Con todo, lo más paradójico es que sean los nacionalistas catalanes los que exijan la armonización. Uno no sale de su asombro cuando escucha a Rufián quejarse de que en la Comunidad de Madrid se paguen menos impuestos que en Cataluña y que, al tiempo que reclama el cupo, pida al Estado central que establezca una tributación mínima en los impuestos que gestionan las comunidades, es decir, que retroceda en la autonomía fiscal tan querida y reclamada por los nacionalistas catalanes. El mundo al revés.
Más indignante resulta la hipocresía de Illa -el de los expertos y la ciencia- al arremeter contra la presidenta de la Comunidad de Madrid por ejercer sus competencias en materia fiscal, al tiempo que exige que Cataluña tenga un sistema parecido al del País Vasco y disponer con total discrecionalidad de todos los impuestos.
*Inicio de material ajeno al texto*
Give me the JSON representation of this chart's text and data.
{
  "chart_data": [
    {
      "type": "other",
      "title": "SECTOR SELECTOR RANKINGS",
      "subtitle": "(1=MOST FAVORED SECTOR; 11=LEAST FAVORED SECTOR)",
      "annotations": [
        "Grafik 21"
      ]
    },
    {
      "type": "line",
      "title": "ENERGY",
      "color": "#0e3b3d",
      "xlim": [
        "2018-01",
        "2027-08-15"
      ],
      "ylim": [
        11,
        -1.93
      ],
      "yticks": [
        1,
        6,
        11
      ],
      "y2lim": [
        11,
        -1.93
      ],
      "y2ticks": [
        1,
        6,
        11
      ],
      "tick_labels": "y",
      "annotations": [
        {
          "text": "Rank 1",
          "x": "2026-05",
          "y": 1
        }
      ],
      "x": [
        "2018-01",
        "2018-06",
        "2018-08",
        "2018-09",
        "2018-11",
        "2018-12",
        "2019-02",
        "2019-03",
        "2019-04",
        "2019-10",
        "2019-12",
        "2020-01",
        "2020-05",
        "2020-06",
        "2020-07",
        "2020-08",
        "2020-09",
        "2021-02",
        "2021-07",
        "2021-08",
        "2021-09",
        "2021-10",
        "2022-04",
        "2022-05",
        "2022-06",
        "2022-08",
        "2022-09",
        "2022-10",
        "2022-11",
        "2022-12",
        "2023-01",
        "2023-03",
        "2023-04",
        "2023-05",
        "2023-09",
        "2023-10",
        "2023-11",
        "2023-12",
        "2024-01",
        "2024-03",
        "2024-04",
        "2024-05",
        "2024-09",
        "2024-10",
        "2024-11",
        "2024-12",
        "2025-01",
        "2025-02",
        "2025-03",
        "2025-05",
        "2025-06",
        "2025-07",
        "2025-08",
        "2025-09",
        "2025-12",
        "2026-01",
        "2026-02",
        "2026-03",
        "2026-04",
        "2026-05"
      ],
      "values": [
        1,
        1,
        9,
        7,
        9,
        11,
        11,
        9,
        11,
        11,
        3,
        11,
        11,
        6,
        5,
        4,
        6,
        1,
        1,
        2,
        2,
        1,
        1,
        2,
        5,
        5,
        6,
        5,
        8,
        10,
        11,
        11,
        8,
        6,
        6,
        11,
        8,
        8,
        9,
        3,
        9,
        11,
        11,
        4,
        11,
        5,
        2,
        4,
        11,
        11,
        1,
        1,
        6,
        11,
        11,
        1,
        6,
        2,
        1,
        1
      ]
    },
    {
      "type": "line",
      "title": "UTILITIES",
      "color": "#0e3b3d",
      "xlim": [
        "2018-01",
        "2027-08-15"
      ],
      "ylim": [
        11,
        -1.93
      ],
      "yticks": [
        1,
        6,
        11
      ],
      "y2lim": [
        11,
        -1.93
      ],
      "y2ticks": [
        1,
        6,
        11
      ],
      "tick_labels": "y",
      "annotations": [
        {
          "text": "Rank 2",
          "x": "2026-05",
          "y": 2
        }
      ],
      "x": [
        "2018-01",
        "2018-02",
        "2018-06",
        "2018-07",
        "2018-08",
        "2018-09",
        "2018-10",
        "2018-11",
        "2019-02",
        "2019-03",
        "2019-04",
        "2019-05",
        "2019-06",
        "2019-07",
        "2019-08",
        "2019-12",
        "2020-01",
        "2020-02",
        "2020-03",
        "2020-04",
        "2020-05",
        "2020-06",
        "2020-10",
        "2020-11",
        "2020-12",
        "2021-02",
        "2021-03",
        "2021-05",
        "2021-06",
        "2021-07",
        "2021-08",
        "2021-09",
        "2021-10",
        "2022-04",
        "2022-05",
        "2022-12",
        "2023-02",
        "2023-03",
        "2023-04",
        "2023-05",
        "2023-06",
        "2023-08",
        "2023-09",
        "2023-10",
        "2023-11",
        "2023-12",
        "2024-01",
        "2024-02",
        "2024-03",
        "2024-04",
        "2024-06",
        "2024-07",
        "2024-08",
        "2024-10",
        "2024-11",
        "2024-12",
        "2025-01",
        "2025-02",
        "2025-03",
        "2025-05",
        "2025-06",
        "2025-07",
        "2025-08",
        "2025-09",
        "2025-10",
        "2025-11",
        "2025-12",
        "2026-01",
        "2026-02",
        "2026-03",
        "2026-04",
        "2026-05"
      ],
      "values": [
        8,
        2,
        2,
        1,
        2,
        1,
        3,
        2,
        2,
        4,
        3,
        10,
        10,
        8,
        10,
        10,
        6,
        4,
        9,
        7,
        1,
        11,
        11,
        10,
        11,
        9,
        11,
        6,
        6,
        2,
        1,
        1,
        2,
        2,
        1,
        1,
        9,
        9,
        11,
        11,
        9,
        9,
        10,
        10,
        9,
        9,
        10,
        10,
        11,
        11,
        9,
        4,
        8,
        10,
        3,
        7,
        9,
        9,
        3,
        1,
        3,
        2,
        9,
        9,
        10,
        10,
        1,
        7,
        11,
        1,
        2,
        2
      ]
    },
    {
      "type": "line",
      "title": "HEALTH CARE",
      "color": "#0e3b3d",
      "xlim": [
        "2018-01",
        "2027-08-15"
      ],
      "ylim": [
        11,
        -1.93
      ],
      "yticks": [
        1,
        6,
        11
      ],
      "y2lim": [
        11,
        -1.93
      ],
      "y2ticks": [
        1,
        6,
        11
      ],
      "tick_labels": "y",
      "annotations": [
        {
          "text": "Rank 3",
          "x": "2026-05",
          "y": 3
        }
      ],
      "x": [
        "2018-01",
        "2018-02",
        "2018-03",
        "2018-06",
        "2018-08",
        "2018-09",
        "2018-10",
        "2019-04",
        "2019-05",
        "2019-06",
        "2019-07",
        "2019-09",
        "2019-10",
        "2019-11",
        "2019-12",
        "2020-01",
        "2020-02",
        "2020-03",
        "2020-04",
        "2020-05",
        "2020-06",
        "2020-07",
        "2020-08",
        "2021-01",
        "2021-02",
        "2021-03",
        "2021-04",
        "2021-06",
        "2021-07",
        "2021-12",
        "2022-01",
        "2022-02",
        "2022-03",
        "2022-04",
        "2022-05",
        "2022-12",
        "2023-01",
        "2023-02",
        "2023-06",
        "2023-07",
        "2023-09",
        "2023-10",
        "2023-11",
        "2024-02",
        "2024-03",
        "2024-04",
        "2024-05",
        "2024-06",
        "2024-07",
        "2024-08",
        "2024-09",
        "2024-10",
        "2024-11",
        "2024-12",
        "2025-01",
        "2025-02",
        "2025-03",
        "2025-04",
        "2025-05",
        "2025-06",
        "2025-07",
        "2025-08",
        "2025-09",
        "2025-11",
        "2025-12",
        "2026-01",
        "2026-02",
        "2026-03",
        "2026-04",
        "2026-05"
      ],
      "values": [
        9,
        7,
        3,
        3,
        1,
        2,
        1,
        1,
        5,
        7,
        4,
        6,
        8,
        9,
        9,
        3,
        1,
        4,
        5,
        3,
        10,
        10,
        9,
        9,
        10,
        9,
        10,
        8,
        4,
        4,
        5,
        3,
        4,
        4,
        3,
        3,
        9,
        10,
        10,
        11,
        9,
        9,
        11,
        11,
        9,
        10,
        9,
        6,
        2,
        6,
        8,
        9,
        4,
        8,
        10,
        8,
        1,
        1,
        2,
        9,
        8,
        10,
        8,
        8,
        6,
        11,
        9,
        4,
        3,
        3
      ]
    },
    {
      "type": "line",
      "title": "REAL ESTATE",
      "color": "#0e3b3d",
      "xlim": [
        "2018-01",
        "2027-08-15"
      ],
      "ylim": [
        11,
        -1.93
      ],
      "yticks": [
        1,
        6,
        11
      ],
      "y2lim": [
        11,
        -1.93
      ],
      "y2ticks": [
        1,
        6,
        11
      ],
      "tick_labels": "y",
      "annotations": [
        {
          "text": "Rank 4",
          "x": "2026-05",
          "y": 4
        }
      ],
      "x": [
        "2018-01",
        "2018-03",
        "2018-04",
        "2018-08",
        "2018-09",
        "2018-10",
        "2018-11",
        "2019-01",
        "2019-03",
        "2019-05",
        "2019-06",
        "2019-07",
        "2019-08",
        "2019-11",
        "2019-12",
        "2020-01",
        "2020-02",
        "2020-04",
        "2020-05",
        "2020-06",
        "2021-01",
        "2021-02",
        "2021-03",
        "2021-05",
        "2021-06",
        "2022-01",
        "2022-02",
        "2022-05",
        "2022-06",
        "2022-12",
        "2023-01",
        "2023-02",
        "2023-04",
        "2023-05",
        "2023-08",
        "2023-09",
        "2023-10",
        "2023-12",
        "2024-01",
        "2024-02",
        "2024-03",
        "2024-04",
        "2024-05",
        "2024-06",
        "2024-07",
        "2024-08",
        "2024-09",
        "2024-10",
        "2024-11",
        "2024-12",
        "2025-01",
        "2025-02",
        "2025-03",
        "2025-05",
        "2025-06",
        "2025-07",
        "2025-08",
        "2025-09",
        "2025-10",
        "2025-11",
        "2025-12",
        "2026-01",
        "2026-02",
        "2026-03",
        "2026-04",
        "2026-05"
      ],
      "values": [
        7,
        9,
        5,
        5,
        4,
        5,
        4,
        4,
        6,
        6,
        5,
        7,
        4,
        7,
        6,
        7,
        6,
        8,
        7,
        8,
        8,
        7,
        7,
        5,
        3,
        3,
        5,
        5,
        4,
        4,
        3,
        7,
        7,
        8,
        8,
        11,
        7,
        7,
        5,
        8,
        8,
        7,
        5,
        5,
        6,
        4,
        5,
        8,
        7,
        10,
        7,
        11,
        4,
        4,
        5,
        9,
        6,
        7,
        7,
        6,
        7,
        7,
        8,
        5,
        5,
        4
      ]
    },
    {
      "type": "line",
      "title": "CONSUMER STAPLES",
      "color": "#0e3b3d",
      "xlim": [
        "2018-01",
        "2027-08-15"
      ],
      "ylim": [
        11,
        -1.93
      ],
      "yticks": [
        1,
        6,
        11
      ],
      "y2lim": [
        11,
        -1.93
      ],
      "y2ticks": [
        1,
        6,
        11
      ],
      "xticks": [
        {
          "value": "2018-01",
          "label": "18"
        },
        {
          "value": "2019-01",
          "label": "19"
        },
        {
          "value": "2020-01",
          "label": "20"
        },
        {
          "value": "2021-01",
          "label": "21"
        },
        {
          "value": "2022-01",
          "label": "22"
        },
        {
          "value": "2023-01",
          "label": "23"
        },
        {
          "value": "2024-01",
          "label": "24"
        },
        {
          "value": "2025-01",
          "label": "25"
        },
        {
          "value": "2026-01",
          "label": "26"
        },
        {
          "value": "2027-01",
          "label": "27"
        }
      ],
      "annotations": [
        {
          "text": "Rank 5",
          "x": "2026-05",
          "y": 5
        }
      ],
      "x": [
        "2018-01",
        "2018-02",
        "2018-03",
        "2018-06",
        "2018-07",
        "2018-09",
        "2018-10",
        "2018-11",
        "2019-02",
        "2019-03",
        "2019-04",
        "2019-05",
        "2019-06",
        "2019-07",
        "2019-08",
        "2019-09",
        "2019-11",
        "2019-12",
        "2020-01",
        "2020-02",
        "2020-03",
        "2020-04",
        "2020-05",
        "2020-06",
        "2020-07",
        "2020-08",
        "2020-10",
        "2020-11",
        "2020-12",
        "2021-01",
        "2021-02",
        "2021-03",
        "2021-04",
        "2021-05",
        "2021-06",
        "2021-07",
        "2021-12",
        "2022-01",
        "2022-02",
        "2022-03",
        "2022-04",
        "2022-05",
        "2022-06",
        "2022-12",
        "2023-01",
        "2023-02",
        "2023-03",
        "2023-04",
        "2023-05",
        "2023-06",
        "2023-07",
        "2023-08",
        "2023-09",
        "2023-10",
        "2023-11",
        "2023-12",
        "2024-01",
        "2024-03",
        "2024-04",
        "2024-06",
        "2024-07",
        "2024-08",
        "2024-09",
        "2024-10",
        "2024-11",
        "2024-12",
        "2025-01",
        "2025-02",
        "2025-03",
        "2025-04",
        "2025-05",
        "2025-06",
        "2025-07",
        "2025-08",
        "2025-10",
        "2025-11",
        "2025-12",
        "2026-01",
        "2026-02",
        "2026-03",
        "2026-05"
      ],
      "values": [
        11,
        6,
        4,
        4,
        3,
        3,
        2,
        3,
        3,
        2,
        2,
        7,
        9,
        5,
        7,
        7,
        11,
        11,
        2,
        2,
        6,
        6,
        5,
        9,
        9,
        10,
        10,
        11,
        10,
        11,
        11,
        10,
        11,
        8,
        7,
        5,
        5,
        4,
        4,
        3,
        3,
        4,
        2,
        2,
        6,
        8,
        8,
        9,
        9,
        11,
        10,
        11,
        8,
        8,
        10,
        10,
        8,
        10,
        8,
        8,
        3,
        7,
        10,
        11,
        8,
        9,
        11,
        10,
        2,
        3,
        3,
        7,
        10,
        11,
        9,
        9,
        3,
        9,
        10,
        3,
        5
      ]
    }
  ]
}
Para ser coherente, cosa difícil tratándose del PSC, y de Esquerra, si se quiere que las autonomías no reduzcan la presión fiscal, la petición lejos de ser la del cupo y el concierto, debería ser la centralización de todos los tributos.
Y qué decir del discurso indignado de Yolanda, y de la médico, mujer y madre, acusando a Madrid de dividir España, al tiempo que están garantizando con sus votos los privilegios del País Vasco y de Cataluña. Pertenecen a un Gobierno que, para mantenerse en el poder, está dispuesto a conceder a esta última comunidad la condonación de deuda y lo que llaman su financiación singular, que no es otra cosa que romper la unidad fiscal de la Hacienda española y, por tanto, la política redistributiva del Estado. Es mejor no comentarlo.